I whispered, “I’m sorry. You must know fear.  It will keep you alive.”

Fear me.

What a sad world it is when you must fear me.

I long for a day when there is no longer a need for fear and no life experience that teaches it.

“Fear me.”

What a sad commentary on the reality of the world we inhabit.

What / whom do you fear?  and, why?

Peachy Temptation

Just because it looks like a ripe peach, smells like a ripe peach, and feels like a ripe peach is no guarantee that it tastes like a ripe peach.

I had not walked far past the entrance of our local Wal-mart when I smelled the delicious aroma of ripe peaches.

My nose led me to a pile of big, beautiful, peachy peaches.

Wow!  I love fresh peaches.

I bought three and couldn’t wait for that first bite.

And, after I took it, I wished I hadn’t.

…wished I hadn’t bought…bitten…tasted….

Isn’t that the way it often is?

I see what I think I want and when I take it and make it my own, I find that it wasn’t what I thought it was, didn’t satisfy like I hoped it would and wasn’t good like I was certain it would be.

Homegrown goodness can’t be beaten.  And, wholesome desire coupled with foresight and wisdom leads to right choices.

I knew better.  Past experience had taught me all I needed to know, but still…I allowed desire free reign.

And, I was left with a bad taste in my mouth.

The Unchewed Chip

I swallowed the potato chip before I had fully chewed it.

(You know how it is with chips…can’t wait to pop the next one into your mouth.)

All the way down my throat, its jagged edges clawed my esophagus. And, as it passed my larynx — it stopped, hung up and dug in, refusing slip on toward my stomach like it was supposed to.

I could feel it, lodged between the bulge of my larynx and my backbone, stuck in my esophagus. Swallowing was painful.  Not swallowing provided little relief.  It hurt.

The only solution was to drink and wait for the chip to soften as it soaked up the warm coffee (Yes, coffee.  What? Do you think I drink water when coffee is available??)

So, I drank…each swallow excruciating as my throat muscles clamped down and squeezed the sharp edges of that chip as they worked the liquid down, down, down.

Sometimes we do things that we know will hurt because we know it’s best – or the only way out of the situation we find ourselves in.

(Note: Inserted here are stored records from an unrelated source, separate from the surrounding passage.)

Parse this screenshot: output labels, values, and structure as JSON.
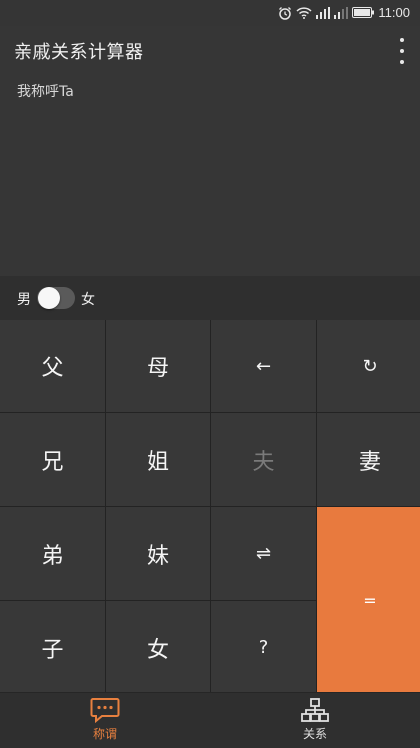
{
  "status": {
    "time": "11:00"
  },
  "app": {
    "title": "亲戚关系计算器"
  },
  "display": {
    "expression": "我称呼Ta"
  },
  "gender": {
    "male": "男",
    "female": "女"
  },
  "keys": {
    "father": "父",
    "mother": "母",
    "backspace": "←",
    "reset": "↻",
    "elder_brother": "兄",
    "elder_sister": "姐",
    "husband": "夫",
    "wife": "妻",
    "younger_brother": "弟",
    "younger_sister": "妹",
    "swap": "⇌",
    "son": "子",
    "daughter": "女",
    "question": "?",
    "equals": "="
  },
  "nav": {
    "address": "称谓",
    "relation": "关系",
    "active": "address"
  },
  "colors": {
    "accent": "#e87a3e",
    "background": "#363636",
    "key": "#383838"
  }
}
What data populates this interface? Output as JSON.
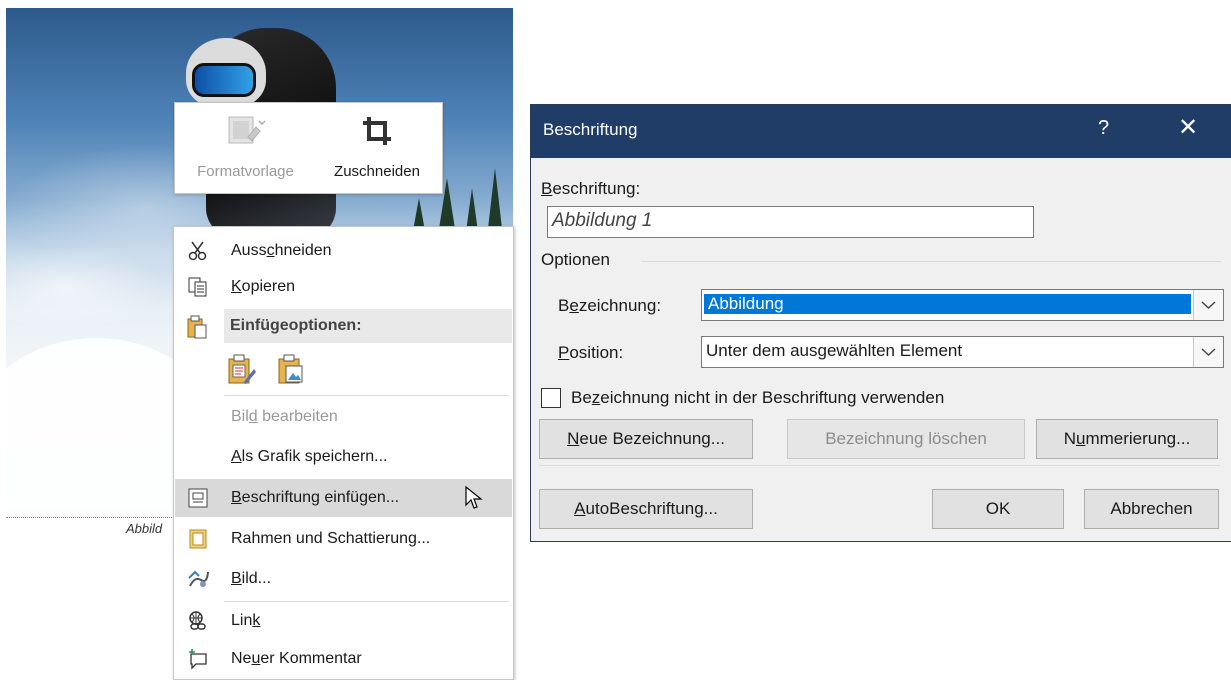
{
  "document": {
    "caption_stub": "Abbild"
  },
  "mini_toolbar": {
    "style_label": "Formatvorlage",
    "crop_label": "Zuschneiden"
  },
  "context_menu": {
    "items": [
      {
        "label_pre": "Auss",
        "label_u": "c",
        "label_post": "hneiden",
        "icon": "scissors-icon",
        "disabled": false
      },
      {
        "label_pre": "",
        "label_u": "K",
        "label_post": "opieren",
        "icon": "copy-icon",
        "disabled": false
      },
      {
        "label": "Einfügeoptionen:",
        "icon": "paste-icon",
        "section": true
      },
      {
        "label_pre": "Bil",
        "label_u": "d",
        "label_post": " bearbeiten",
        "disabled": true
      },
      {
        "label_pre": "",
        "label_u": "A",
        "label_post": "ls Grafik speichern...",
        "disabled": false
      },
      {
        "label_pre": "",
        "label_u": "B",
        "label_post": "eschriftung einfügen...",
        "icon": "caption-icon",
        "highlighted": true
      },
      {
        "label": "Rahmen und Schattierung...",
        "icon": "border-shading-icon"
      },
      {
        "label_pre": "",
        "label_u": "B",
        "label_post": "ild...",
        "icon": "picture-format-icon"
      },
      {
        "label_pre": "Lin",
        "label_u": "k",
        "label_post": "",
        "icon": "link-icon"
      },
      {
        "label_pre": "Ne",
        "label_u": "u",
        "label_post": "er Kommentar",
        "icon": "new-comment-icon"
      }
    ]
  },
  "dialog": {
    "title": "Beschriftung",
    "help": "?",
    "close": "✕",
    "caption_label_u": "B",
    "caption_label_rest": "eschriftung:",
    "caption_value": "Abbildung 1",
    "options_group": "Optionen",
    "label_field_pre": "B",
    "label_field_u": "e",
    "label_field_post": "zeichnung:",
    "label_value": "Abbildung",
    "position_label_u": "P",
    "position_label_rest": "osition:",
    "position_value": "Unter dem ausgewählten Element",
    "exclude_pre": "Be",
    "exclude_u": "z",
    "exclude_post": "eichnung nicht in der Beschriftung verwenden",
    "exclude_checked": false,
    "new_label_u": "N",
    "new_label_rest": "eue Bezeichnung...",
    "delete_label": "Bezeichnung löschen",
    "numbering_pre": "N",
    "numbering_u": "u",
    "numbering_post": "mmerierung...",
    "autocaption_u": "A",
    "autocaption_rest": "utoBeschriftung...",
    "ok": "OK",
    "cancel": "Abbrechen"
  },
  "colors": {
    "title_bar": "#1f3d66",
    "selection": "#0078d7",
    "menu_hover": "#d9d9d9"
  }
}
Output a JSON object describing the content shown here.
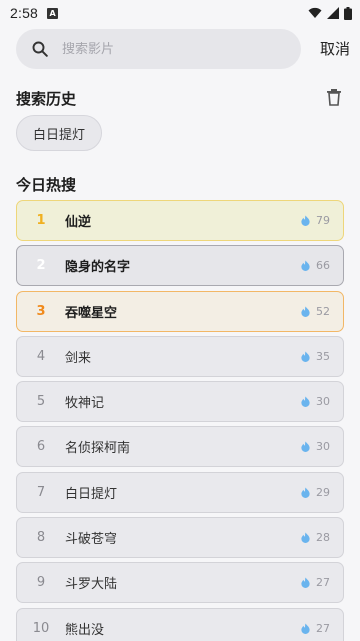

Within a couple of minutes, I felt the chip loosen and slip south.  A few more sips assured me the chip was no longer an issue.

So, I popped another chip into my mouth – careful not to make the same mistake.

Sometimes lessons learned stick with us best when a little discomfort pricks us where we’re most tender.

When was the last time you found yourself in a prickly situation and the only way out was to inflict more pain on yourself.  Did you learn your lesson, or did you find yourself making the same decision and repeating the action, thereby receiving the same prickly outcome again?